The movie Werner Herzog can’t watch without fainting: “Blood is spurting out”

When Werner Herzog talks, the world listens. This isn’t only because the seasoned German filmmaker, author, documentarian and actor has one of the most distinctive, ominous voices in the world but also because he so often has a unique and intriguing perspective to offer.

Even those unfamiliar with Herzog’s groundbreaking body of work – which includes 20 feature films, 34 documentaries and eight short films – are likely to have seen one of his memorable turns as an actor in such perhaps unlikely fare as Jack Reacher, The Mandalorian and Rick and Morty. Once heard, Herzog’s rasping tones are never forgotten. Combine that with his steely, inexpressive gaze, and Herzog can easily come off as somewhat sinister.

This perception of Herzog as a scary guy is only enhanced by stories from the sets of his films, not least due to the director’s notoriously volatile relationship with lead actor Klaus Kinski. Both men were rumoured to have threatened one another at gunpoint during the shoot of the first collaboration, 1972’s Aguirre, the Wrath of God, though this didn’t stop them from making four more similarly arduous films together. This ended with 1982’s acclaimed yet infamous Fitzcarraldo, on which deaths and serious injuries occurred among the crew and the extras, which some have partially blamed on the director’s demanding, obsessive approach to the film.

With all this taken into account, it’s easy to imagine Herzog as an almost entirely unflappable man and certainly not someone who would ever have an adverse physical reaction to anything he sees on screen. Even so, Herzog has admitted to going light-headed at one particular moment in a film that some might not have expected.

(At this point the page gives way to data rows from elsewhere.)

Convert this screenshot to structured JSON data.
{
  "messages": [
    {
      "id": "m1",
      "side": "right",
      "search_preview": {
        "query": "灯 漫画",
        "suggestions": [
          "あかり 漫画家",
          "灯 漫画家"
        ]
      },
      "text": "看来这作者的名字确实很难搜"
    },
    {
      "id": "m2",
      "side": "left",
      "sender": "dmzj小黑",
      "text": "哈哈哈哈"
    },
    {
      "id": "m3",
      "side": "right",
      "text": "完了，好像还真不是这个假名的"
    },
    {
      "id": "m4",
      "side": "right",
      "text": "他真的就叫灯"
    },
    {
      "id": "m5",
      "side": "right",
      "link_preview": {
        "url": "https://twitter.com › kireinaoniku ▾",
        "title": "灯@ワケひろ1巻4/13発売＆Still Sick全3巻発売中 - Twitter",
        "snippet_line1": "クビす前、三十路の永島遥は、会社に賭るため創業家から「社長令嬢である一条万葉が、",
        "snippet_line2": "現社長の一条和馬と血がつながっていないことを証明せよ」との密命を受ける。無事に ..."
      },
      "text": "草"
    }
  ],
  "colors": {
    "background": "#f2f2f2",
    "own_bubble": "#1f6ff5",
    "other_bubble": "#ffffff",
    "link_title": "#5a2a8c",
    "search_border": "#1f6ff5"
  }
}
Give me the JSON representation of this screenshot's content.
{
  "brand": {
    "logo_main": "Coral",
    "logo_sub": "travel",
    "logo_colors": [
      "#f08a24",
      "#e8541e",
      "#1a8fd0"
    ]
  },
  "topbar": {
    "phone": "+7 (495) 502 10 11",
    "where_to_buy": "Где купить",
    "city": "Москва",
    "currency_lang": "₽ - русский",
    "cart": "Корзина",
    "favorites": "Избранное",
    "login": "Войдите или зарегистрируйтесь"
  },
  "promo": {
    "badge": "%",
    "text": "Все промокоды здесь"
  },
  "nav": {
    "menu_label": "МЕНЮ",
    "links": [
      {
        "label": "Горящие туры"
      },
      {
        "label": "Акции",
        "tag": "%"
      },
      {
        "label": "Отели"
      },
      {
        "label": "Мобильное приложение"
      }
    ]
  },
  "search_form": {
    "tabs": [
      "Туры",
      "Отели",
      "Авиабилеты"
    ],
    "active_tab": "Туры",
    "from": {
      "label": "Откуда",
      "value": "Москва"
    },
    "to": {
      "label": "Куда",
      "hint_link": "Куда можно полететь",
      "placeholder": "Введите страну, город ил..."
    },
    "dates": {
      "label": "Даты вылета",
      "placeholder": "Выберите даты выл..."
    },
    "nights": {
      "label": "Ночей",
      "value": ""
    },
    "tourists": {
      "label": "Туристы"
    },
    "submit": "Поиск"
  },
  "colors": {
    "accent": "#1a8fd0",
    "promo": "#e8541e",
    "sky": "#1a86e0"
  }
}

Herzog tells Filmmaker, “I do not cry in movies. I laugh in movies. But I do faint. I keep fainting in Dreyer’s The Passion of Joan of Arc, the wonderful great silent film. There’s a moment where they cut the elbow vein of Joan, and blood is spurting out, and that’s when I faint.”

Directed by Carl Theodor Dreyer in 1928, the French silent production The Passion of Joan of Arc stars Renée Jeanne Falconetti in the title role and draws directly from official historical records of the trial and execution of Joan of Arc in the 15th century. While Dreyer’s film was immediately praised by critics, it proved a commercial failure, not helped by heavy censorship owing to the film’s provocative subject matter.

Over the decades, Dreyer’s film has come to be regarded by critics as one of the greatest works in cinematic history, noted both for the director’s groundbreaking technique (including heavy use of close-ups), and for Falconetti’s remarkable performance, which some have declared one of the greatest feats of acting ever put on film.

Joan of Arc’s story is one that Herzog has a vested interest in, for in 1989, he directed a stage production of Giuseppe Verdi’s opera Giovanna d’Arco (AKA Joan of Arc). This was Herzog’s third opera production, and he has since directed more than 20 more, including a Giovanna d’Arco revival in 2001.